The problem that Ashwin Baindur raised was the improper digitisation effort. A rough Google search tells me that C-DAC is doing the digitisation for the Maharashtra Archives - http://www.cdac.in/html/egov/mda.aspx - which as Ashwin raised the point is stored on compact disks. Interestingly they are using SQL and Visual Basic under Windows NT. I am not sure if this is a good thing. I also do not know when this project was done either. So, not sure if those were then current technologies.

We discussed yesterday that Maharashtra Archives being a public institution (or for that matter any public institution) should ideally make these documents either public domain or release under an open copyright (do correct me if I am wrong with terminology).

Pradeep

On 14 February 2011 11:29, Pradeep Mohandas <pradeep.mohandas@gmail.com> wrote:

hi,

At the discussion yesterday, we were told that the OCR did not work at all in case of many Indian languages.

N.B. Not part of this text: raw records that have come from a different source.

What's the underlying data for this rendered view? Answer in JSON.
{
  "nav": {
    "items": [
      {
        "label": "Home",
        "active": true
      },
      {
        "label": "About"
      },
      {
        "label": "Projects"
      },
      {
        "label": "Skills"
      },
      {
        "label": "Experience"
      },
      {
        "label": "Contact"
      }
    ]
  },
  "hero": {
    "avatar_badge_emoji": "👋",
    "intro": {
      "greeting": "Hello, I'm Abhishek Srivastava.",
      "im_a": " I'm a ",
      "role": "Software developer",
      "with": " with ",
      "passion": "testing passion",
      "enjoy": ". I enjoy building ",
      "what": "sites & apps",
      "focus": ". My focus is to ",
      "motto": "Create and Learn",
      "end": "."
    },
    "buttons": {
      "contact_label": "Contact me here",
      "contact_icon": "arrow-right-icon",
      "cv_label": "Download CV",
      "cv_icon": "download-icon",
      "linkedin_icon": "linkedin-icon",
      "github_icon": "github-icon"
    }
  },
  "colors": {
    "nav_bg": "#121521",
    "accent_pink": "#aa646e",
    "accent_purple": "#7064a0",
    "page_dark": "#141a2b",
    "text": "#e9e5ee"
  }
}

Also, as a person who does not understand OCR at all, can any one help me with what they mean by a 80% successful OCR?

The other end of the process is the digitisation machine needed to convert the physical text into image. Any ideas on availability and cost of a museum grade digitisation machine? I am sure you cannot and the archives will not let you use an ordinary device to handle these documents.

thanks in advance,
Pradeep